Director, Pact - An Adoption Alliance

Beth Hall is an adoption educator who co-founded Pact, An Adoption Alliance, which is a multicultural adoption organization dedicated to addressing essential issues affecting adopted children of color. Pact offers lifelong support and placement services for birth and adoptive families with adopted kids of color. A national speaker, she is also the author of numerous articles and a book, Inside Transracial Adoption, which is filled with personal stories, practical suggestions, and theory, and delivers the message that race matters; racism is alive; and families built transracially can develop strong and binding ties.
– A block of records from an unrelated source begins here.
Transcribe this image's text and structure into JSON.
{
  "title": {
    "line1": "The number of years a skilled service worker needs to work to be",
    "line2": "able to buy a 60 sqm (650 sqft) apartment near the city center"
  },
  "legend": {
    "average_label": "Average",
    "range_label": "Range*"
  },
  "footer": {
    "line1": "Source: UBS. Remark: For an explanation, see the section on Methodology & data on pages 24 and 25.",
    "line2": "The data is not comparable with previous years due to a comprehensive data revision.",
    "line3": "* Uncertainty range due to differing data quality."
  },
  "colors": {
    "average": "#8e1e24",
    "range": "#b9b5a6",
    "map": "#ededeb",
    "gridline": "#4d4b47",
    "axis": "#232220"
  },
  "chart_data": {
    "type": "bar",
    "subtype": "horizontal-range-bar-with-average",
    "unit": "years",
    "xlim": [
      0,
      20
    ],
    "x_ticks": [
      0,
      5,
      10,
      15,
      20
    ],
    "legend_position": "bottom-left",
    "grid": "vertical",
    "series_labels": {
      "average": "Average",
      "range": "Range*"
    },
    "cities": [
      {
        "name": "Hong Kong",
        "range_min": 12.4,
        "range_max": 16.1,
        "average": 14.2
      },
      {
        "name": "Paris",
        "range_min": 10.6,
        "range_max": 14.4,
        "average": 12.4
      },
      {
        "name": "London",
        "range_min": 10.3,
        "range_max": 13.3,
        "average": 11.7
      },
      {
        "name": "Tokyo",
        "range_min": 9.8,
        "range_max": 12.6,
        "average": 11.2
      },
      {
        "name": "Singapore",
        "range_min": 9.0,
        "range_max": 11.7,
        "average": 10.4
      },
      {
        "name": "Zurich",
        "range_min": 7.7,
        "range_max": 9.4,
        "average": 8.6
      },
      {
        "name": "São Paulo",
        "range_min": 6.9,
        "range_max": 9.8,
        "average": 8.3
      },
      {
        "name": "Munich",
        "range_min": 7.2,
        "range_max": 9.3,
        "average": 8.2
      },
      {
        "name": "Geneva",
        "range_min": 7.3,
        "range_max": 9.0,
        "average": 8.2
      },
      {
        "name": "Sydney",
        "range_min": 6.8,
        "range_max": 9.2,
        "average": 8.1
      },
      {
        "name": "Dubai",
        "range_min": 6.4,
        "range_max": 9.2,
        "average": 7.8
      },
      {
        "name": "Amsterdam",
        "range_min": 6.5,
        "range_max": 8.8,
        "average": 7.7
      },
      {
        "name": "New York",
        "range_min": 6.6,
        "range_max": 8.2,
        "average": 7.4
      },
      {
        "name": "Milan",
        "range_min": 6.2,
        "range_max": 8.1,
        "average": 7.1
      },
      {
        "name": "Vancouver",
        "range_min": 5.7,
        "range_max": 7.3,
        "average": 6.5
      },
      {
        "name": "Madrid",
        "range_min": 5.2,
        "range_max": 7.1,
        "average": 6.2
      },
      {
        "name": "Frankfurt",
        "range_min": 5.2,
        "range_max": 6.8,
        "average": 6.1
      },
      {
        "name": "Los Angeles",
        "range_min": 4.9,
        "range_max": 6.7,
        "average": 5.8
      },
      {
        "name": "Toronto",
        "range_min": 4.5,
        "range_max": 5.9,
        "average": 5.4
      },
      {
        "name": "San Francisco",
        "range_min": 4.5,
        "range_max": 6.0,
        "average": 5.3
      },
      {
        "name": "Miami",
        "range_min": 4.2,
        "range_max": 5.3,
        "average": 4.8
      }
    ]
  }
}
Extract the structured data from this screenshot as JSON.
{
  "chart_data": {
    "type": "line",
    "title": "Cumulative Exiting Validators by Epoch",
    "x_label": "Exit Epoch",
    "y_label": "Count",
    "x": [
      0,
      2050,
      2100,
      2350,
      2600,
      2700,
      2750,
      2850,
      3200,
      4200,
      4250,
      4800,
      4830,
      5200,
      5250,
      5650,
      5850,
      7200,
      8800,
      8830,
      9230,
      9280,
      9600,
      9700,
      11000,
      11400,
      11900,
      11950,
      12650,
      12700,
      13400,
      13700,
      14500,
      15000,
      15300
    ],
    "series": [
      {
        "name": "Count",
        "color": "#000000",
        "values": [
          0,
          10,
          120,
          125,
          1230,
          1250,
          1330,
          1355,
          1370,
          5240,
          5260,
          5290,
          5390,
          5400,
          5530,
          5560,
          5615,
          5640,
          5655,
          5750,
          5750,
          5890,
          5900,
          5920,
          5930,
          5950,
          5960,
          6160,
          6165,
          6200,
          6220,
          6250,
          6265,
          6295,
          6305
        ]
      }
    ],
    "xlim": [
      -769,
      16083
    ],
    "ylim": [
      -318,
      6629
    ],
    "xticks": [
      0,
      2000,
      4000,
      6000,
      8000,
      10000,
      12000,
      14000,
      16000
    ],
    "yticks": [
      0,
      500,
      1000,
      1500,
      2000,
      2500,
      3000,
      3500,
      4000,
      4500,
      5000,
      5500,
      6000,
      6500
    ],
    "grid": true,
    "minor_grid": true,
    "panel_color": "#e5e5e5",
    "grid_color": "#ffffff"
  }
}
In 2010 she received the Outstanding Practitioner in Adoption Award, from the Adoption Initiative at St. John's University. She currently serves as a contributing author and advisory board member for “Adoption Clubhouse,” a project promoting positive identity in transracially adopted children for the Evan B. Donaldson Institute for Adoption and as an Advisory Board Member for the On Your Feet Foundation, dedicated to supporting birth mothers of adopted children.Commitment to family is a way of life for Beth. She is the white adoptive mom of two young adults: Sofia, a Latina, and James, an African American. Beth grew up a member of an adoptive family—her sister, Barbara, was adopted. She lives in Oakland, California, with her husband and sometimes her adult children, when they are home.